In the latest Case Record of the Massachusetts General Hospital, a 27-year-old woman was admitted to a hospital in Ethiopia because of severe abdominal pain during labor, with cessation of contractions. She had been in labor at home, pushing for 24 hours. On arrival at the hospital 3 hours later, she was in shock. A procedure was performed.
The differential diagnosis of abnormal abdominal pain during labor includes pregnancy-related and pregnancy-unrelated causes. Any acute abdominal events that can occur in the nonpregnant state can also occur in pregnancy, often with different signs and symptoms, and these events should be considered during the evaluation. Acute abdominal pain that is related to contractions alerts the clinician to consider mainly those causes that are related to pregnancy.
• What is the typical presentation of chorioamnionitis?
The most common cause of a change in labor pain is chorioamnionitis. Infection of the amniotic fluid can result in endomyometritis, with uterine tenderness and pain. Chorioamnionitis is a relatively common disorder in pregnancy. Women with prolonged labor and ruptured membranes who have had frequent pelvic examinations are at risk for amniotic-fluid infection.
• How does severe placental abruption present, and what are the risk factors?
Severe placental abruption can present with sudden exacerbation of abdominal pain during labor and heavy vaginal bleeding followed by shock. In addition, sudden fetal death can accompany abruption if the abruption is complete. Placental abruption occurs when all or part of the placenta is pushed off the endometrial wall by maternal arterial blood. The sudden loss of placental perfusion and, therefore, of fetal oxygenation lead to fetal death and maternal hemorrhage. Although many maternal factors have been associated with an increased risk of placental abruption (e.g., hypertension, trauma, exposure to tobacco smoke, alcohol consumption, cocaine use, history of a previous acute abruption, history of premature delivery, a multiple gestation, multigravidity, and advanced maternal age), most appear to be idiopathic.
Morning Report Questions
Q: What are the causes of uterine rupture?
A: In the developed world, rupture of a gravid uterus is generally due to trauma and occurs most often if the uterus is scarred. Uterine scars may be due to cesarean section, myomectomy, or metroplasties. Traumatic uterine rupture may occur during the use of uterotonic drugs, instrument-assisted deliveries, and obstetrical procedures such as version of the fetus. In areas where obstetrical care is limited, spontaneous uterine rupture accounts for 75% of gravid uterine ruptures. Spontaneous rupture of a scarred uterus can occur without labor or, more commonly, as a complication of labor. Spontaneous uterine rupture can occur in unscarred uteri as a sequela of prolonged and obstructed labor.

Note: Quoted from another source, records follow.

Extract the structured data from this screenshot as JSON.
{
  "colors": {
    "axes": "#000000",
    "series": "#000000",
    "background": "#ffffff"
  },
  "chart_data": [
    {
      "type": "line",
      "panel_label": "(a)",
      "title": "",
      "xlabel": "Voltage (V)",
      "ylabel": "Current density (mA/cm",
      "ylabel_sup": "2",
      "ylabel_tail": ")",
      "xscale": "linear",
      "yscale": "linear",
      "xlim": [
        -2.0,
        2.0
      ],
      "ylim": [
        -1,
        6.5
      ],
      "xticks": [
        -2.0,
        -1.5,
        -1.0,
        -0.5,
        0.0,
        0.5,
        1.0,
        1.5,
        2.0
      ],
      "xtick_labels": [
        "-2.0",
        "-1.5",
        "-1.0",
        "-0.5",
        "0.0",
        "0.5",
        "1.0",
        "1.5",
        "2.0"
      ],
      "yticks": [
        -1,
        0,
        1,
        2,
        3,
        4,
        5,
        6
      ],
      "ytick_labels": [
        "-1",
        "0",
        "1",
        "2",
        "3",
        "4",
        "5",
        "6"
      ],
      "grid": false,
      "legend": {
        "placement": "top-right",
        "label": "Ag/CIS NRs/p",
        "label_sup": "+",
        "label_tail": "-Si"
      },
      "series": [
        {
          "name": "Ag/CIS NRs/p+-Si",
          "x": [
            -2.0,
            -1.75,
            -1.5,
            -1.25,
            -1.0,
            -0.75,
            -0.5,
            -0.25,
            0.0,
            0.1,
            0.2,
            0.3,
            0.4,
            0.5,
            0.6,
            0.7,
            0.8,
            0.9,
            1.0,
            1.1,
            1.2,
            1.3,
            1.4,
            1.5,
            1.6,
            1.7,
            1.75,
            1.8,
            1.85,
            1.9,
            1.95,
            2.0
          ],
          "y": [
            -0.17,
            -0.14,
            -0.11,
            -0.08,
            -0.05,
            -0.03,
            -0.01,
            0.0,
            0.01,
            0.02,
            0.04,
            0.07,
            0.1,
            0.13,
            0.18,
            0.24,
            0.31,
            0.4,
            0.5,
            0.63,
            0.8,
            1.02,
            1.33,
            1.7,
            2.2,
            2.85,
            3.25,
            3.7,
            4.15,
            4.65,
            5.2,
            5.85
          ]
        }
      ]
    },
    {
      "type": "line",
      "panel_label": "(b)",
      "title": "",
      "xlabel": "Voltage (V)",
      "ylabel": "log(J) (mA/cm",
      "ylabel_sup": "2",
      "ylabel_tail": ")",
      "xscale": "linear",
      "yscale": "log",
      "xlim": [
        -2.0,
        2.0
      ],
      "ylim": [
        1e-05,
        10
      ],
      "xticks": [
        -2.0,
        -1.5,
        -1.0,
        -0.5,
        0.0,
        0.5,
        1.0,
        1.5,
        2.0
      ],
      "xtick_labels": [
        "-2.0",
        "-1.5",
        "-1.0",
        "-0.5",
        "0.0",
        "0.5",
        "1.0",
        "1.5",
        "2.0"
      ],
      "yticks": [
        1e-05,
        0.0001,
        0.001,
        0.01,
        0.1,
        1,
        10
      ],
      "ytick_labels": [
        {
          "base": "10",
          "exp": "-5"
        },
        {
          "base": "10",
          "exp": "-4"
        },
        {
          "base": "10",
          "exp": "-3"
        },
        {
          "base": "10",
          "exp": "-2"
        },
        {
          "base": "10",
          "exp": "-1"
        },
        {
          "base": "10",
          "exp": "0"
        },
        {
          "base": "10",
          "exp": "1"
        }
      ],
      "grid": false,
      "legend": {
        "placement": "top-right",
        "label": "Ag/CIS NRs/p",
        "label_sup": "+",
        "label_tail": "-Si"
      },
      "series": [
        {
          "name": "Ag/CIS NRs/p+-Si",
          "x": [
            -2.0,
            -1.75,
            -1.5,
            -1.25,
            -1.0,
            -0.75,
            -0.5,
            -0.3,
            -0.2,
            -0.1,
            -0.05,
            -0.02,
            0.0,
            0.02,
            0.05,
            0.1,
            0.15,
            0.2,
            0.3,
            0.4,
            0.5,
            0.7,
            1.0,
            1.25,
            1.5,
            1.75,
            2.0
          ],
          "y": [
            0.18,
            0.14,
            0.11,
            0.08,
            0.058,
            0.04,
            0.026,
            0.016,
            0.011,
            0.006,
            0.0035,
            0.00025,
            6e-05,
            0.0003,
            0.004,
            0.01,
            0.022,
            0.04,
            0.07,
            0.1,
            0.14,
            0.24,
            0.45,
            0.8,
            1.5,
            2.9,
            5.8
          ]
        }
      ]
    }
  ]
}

Spontaneous uterine rupture during labor is most often due to cephalopelvic disproportion but can also be caused by breech, brow, and face malpresentations and congenital malformations (e.g., fetal ascites or conjoined twins).
Q: How does a patient with uterine rupture present, and what is the appropriate management?
A: Uterine rupture typically presents with a sharp, piercing abdominal pain during labor followed by the cessation of contractions, the cessation of the urge to push, and vaginal bleeding. Shock with tachycardia, tachypnea, dehydration, fever, and confusion may follow rapidly owing to blood loss. Abdominal examination may reveal easily palpable fetal parts, areas of tenderness, no fetal heart beat, and signs of fluid collection. The management of a ruptured uterus starts with resuscitation with crystalloid fluids, the intravenous administration of blood, gastric decompression with insertion of a nasogastric tube, urinary catheterization, and treatment with broad-spectrum antibiotics. Laparotomy is the standard treatment in all cases of a ruptured uterus or in cases of extreme uterine pain, tetanic contractions, and a history of prolonged labor that are worrisome for imminent uterine rupture. Management can range from repair with or without tubal ligation to total abdominal hysterectomy.